Project 11 : Old Age

Robert Lenkiewicz was raised in the Hotel Shemtov in Cricklewood, London, which had effectively become a home for elderly Jews. The influence of such an environment seems to have been profound and not just on Robert: his younger brother John trained as a gerontologist. Lenkiewicz’s purpose in the Old Age Project, shown in 1979, was as much to galvanise the elderly themselves as make the general public sympathetically aware of the vicissitudes of age.

The elderly ...the invisible people, because they are no longer a desirable commodity in the marketplace of human affection. They are dispensable. We behave atrociously toward the elderly, as atrociously as we do to the young. Neither are marketable, neither are useful material for our aesthetic package as we wade through life. (Lecture at Falmouth College of Art, 1994)

In Elspeth Sitters, director of the Plymouth branch of the national charity Age Concern, the artist found an open-minded collaborator who permitted him to deliver a lecture on the theme of ‘Geriatrics versus Gerontology’ with an extraordinary twist. Lenkiewicz had himself expertly disguised as an old man by an actor friend, Eliza Massey. Introduced by his brother John, himself a gerontologist, Lenkiewicz teetered onto the stage as ‘Professor Jeremy Jacobson’, concluding his lecture with the most acerbic quotations on old age by Goethe, Freud, and Einstein amongst others; sentiments at great variance with the Age Concern ethos of “a green old age”. Amidst the final applause, Lenkiewicz tore off his disguise, enjoying in a single instant the distinction of being possibly the most popular and the most reviled speaker at such an event in the history of Plymouth Age Concern.

“We harden in some places and rot in others; we never ripen.” Sainte-Beuve.

“So you managed then, you got by somehow or other? Let somebody else do as much without breaking his neck.” Goethe.

“/ am a disgusting object; the flies, oh these flies, they smell a corpse.” Renoir.

“The strange thing about growing old is that the intimate identification with the here and now is slowly lost; alone, no hope, no fear, only observation.” Einstein.

“An armour of insensitivity is slowly forming around me; I observe it, I do not complain of it. It is a natural evolution, a way of beginning to become inorganic. It is what I believe they call ‘the detachment proper to old age.’ I still cannot get used to the grief and afflictions of old age, and I look forward with longing to the journey into the void.” Freud.
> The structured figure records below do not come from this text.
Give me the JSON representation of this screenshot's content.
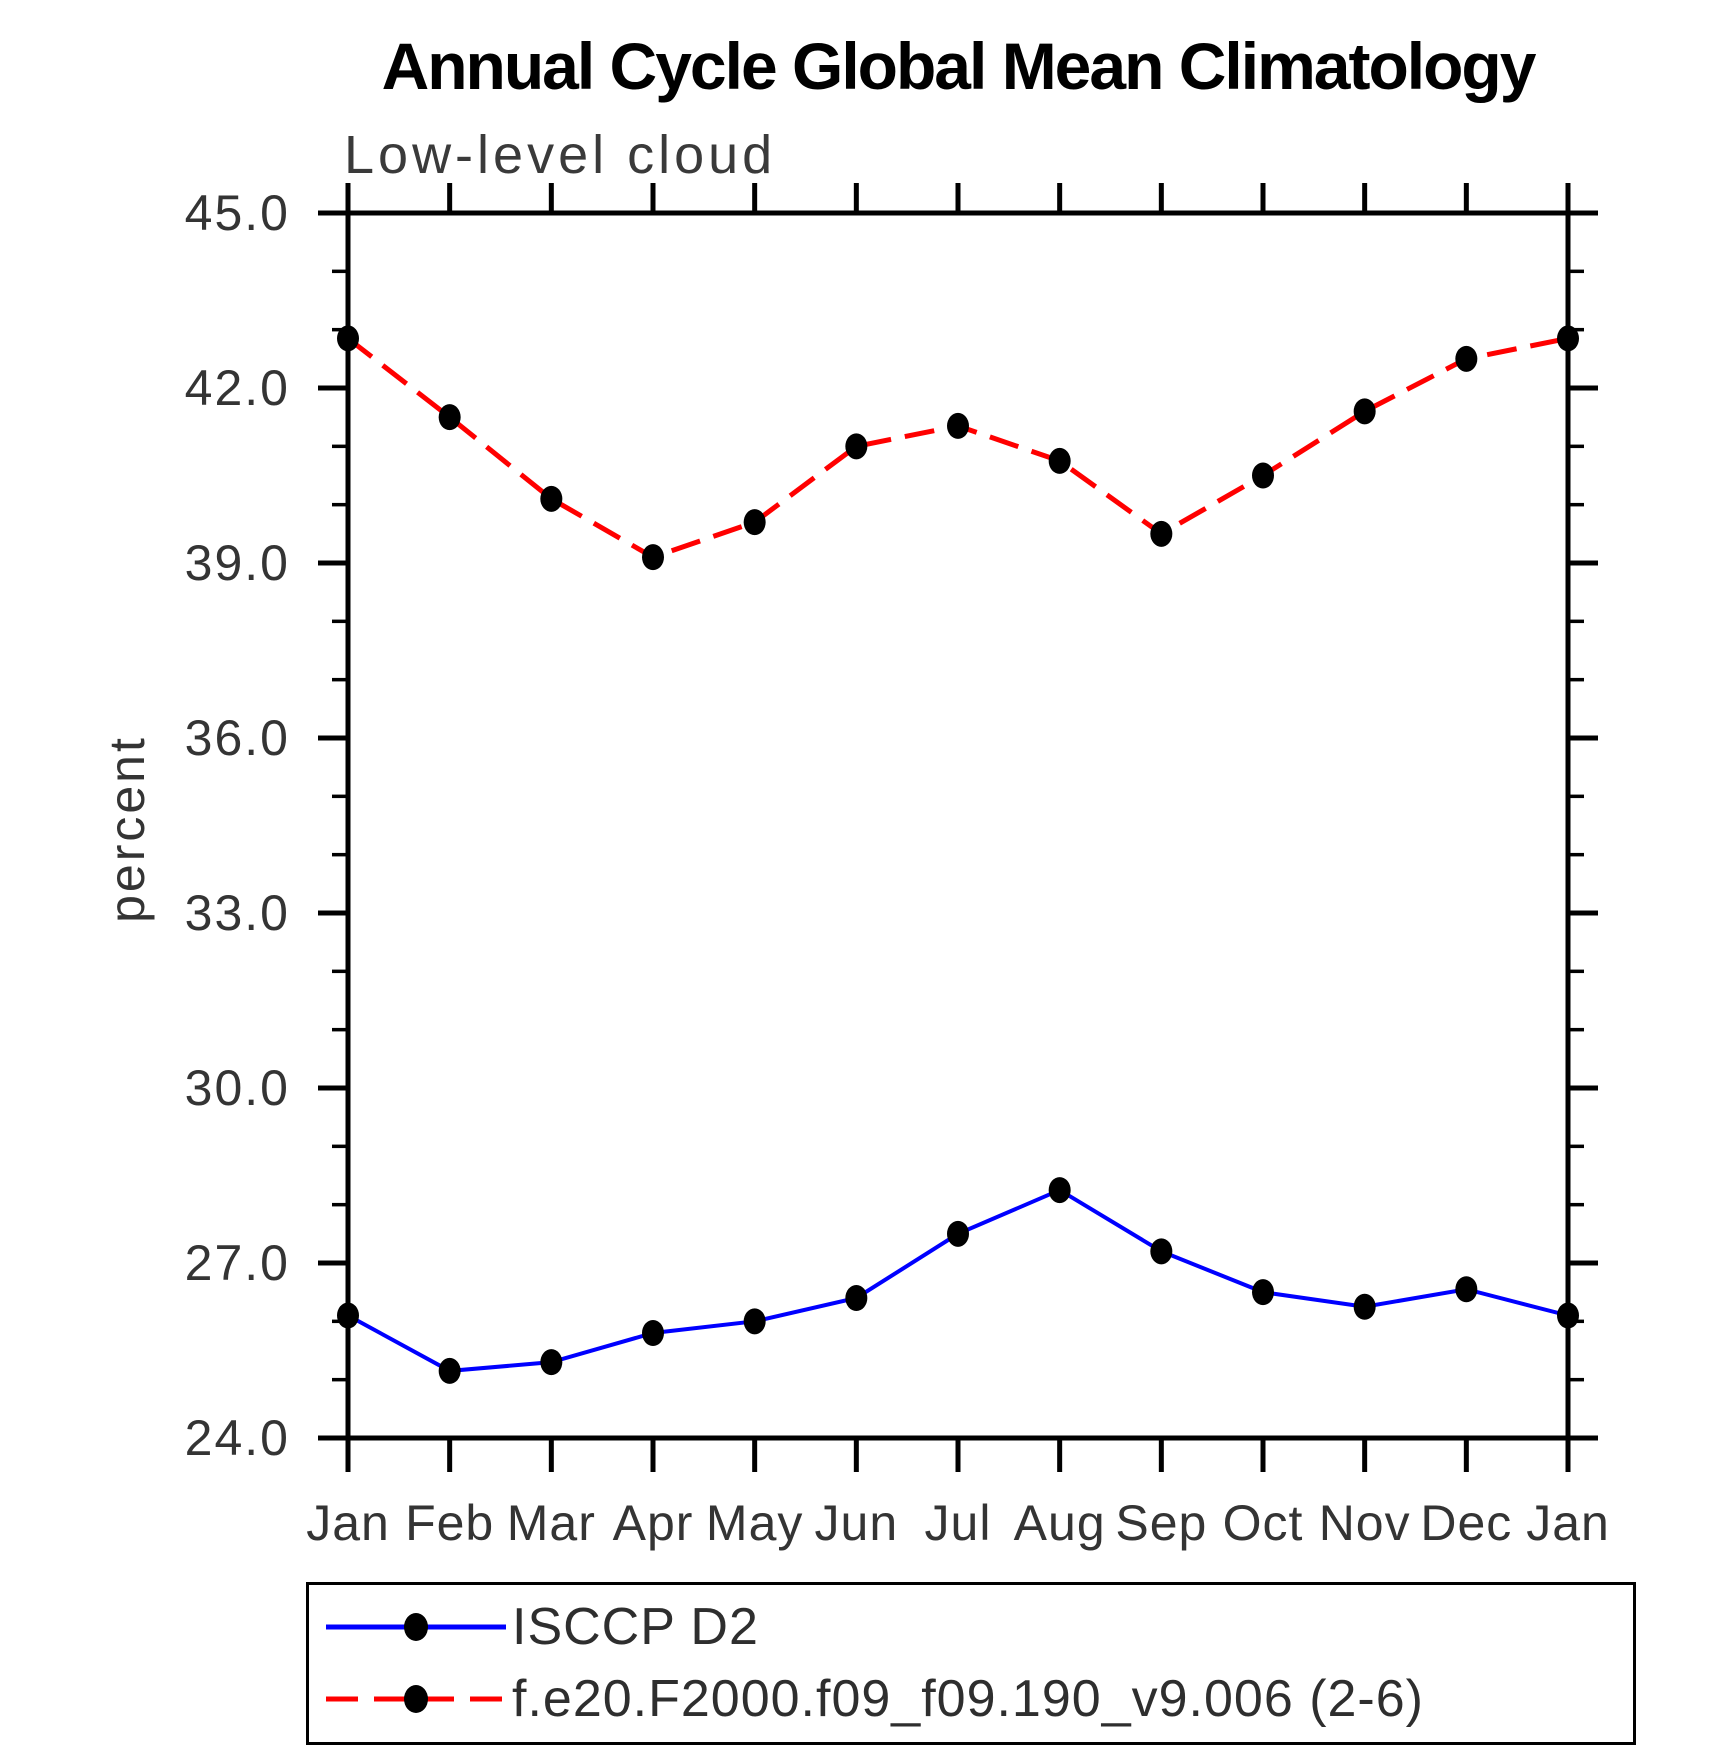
{
  "title": "Annual Cycle Global Mean Climatology",
  "subtitle": "Low-level cloud",
  "y_axis_label": "percent",
  "legend": {
    "position": "bottom",
    "items": [
      {
        "label": "ISCCP D2",
        "color": "#0000ff",
        "line_style": "solid",
        "marker": "filled-black-circle"
      },
      {
        "label": "f.e20.F2000.f09_f09.190_v9.006 (2-6)",
        "color": "#ff0000",
        "line_style": "dashed",
        "marker": "filled-black-circle"
      }
    ]
  },
  "chart_data": {
    "type": "line",
    "title": "Annual Cycle Global Mean Climatology",
    "subtitle": "Low-level cloud",
    "xlabel": "",
    "ylabel": "percent",
    "x_categories": [
      "Jan",
      "Feb",
      "Mar",
      "Apr",
      "May",
      "Jun",
      "Jul",
      "Aug",
      "Sep",
      "Oct",
      "Nov",
      "Dec",
      "Jan"
    ],
    "ylim": [
      24.0,
      45.0
    ],
    "y_major_tick_step": 3.0,
    "y_minor_tick_step": 1.0,
    "y_tick_labels": [
      "24.0",
      "27.0",
      "30.0",
      "33.0",
      "36.0",
      "39.0",
      "42.0",
      "45.0"
    ],
    "grid": false,
    "legend_position": "bottom",
    "marker": "filled-black-circle",
    "axis_color": "#000000",
    "tick_label_color": "#343434",
    "series": [
      {
        "name": "ISCCP D2",
        "color": "#0000ff",
        "line_style": "solid",
        "values": [
          26.1,
          25.15,
          25.3,
          25.8,
          26.0,
          26.4,
          27.5,
          28.25,
          27.2,
          26.5,
          26.25,
          26.55,
          26.1
        ]
      },
      {
        "name": "f.e20.F2000.f09_f09.190_v9.006 (2-6)",
        "color": "#ff0000",
        "line_style": "dashed",
        "values": [
          42.85,
          41.5,
          40.1,
          39.1,
          39.7,
          41.0,
          41.35,
          40.75,
          39.5,
          40.5,
          41.6,
          42.5,
          42.85
        ]
      }
    ]
  }
}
“In the ‘monuments to the dead’ that stud my history, it I who am buried.” Simone de Beauvoir.

“My diseases are asthma and a dropsy, and what is less curable, 75 years.” Dr Johnson.

“You have my acutest sympathy for what you delicately call the ‘nuisance of growing old’. A train has to stop at some station or other. I only wish it wasn’t such an ugly and lonesome place. Don’t you?” Rudyard Kipling.

“An old man’s memories are like ants whose ant-hill has been destroyed, one’s eyes cannot follow any single one of them for long.” Mauriac.

“There is only one irreparable and cruel evil in life - old age. Life is unbearable and the void is all I hunger and thirst for.” Anatole France.

“My past escapes me. I tug at one end, I tug at the other, and all that stays in my hand is a rotten scrap of fraying cloth. Everything turns into a ghost or a lie.” Emmanuel Berl.

“Life is like a play, acted at first by live actors and then finished by automata wearing the same costumes.” Schopenhauer.

“The heart does not grow old, but it is sad to dwell amongst ruins.” Voltaire.

 

The notebook for this Project is extensive and richly illustrated. The Foundation is currently preparing sections of the notebook for display on this site.

No list of exhibited works is availble.